The 28-year-old said the injury happened less than two weeks ago while she was in bed reading emails on her phone and she let out an ah-choo.

“I just knew something was wrong. I felt something move and I was in excruciating pain,” Mrs Jeffrey said. Fortunately, she still had her phone in her hand. “Help can’t move pls call,” she messaged her husband Sam.

She was taken to Sandringham Hospital where she was told she had a wry neck and given exercises to get it moving again. After several hours, her left arm developed numbness and tingling.
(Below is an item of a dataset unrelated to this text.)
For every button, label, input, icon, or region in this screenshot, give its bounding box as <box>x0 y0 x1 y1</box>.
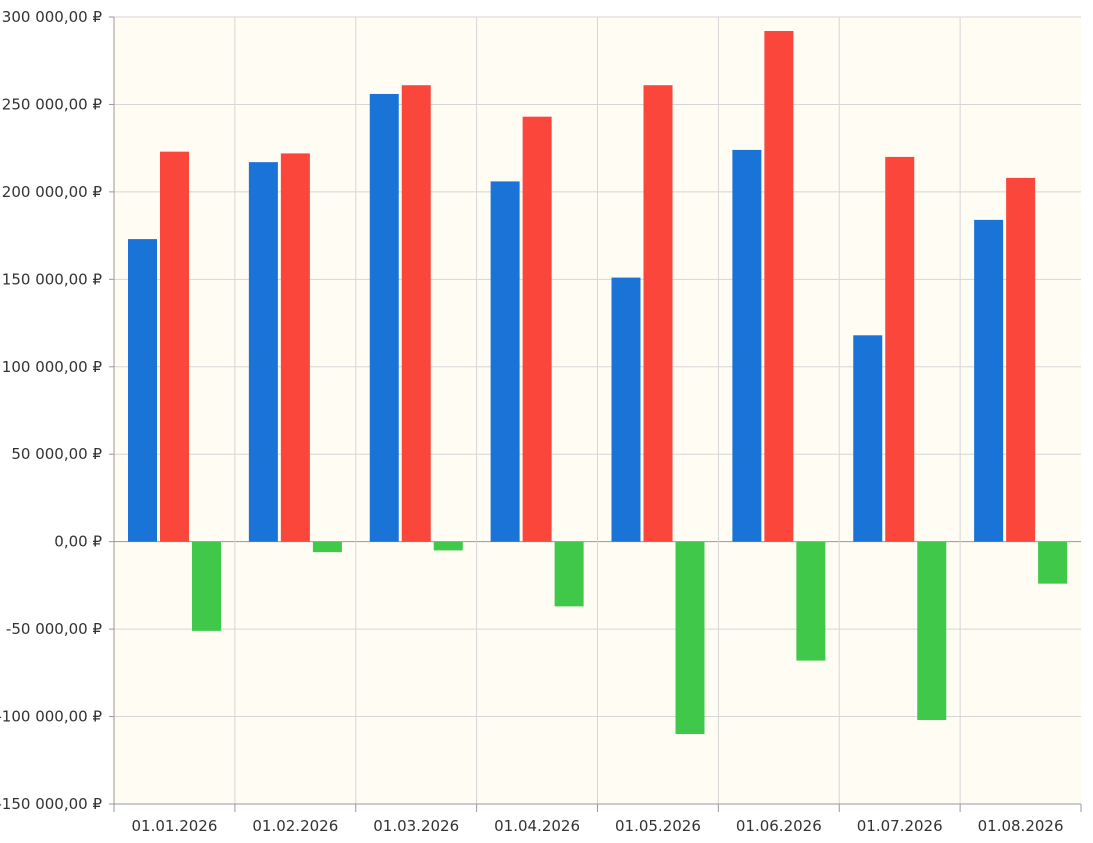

She was told to stop moving immediately and was transferred to The Alfred hospital’s spinal trauma unit where neurosurgeon Mr Patrick Chan revealed that her top two vertebrae had dislocated.

He said cervical 1 and cervical 2 literally jumped over each other. Her head was pressed down onto her right shoulder and locked in that position. He said it was very rare for a sneeze to cause this injury, which was usually seen in trauma patients.

“I think she’s very unlucky and it was a violent sneeze,” Mr Chan said.

Fortunately the injury did not harm her spinal cord or cause neurological damage. Mrs Jeffrey was fitted with a halo traction and weights were used to gradually move the vertebrae back in place. Initially, she was devastated to learn that she would spend three months in a halo traction, leaving her unable to care for her son, Tom.

She has since bounced back. “I am very unlucky,” Mrs Jeffrey said. “Honestly, who sneezes and does this? Every time I think of it now I laugh, I just can’t believe it.”

On Friday morning Mrs Jeffrey was taken to Caulfield Hospital for rehabilitation, but she hopes she will soon be well enough to travel to Tasmania so her extended family can help care for Tom.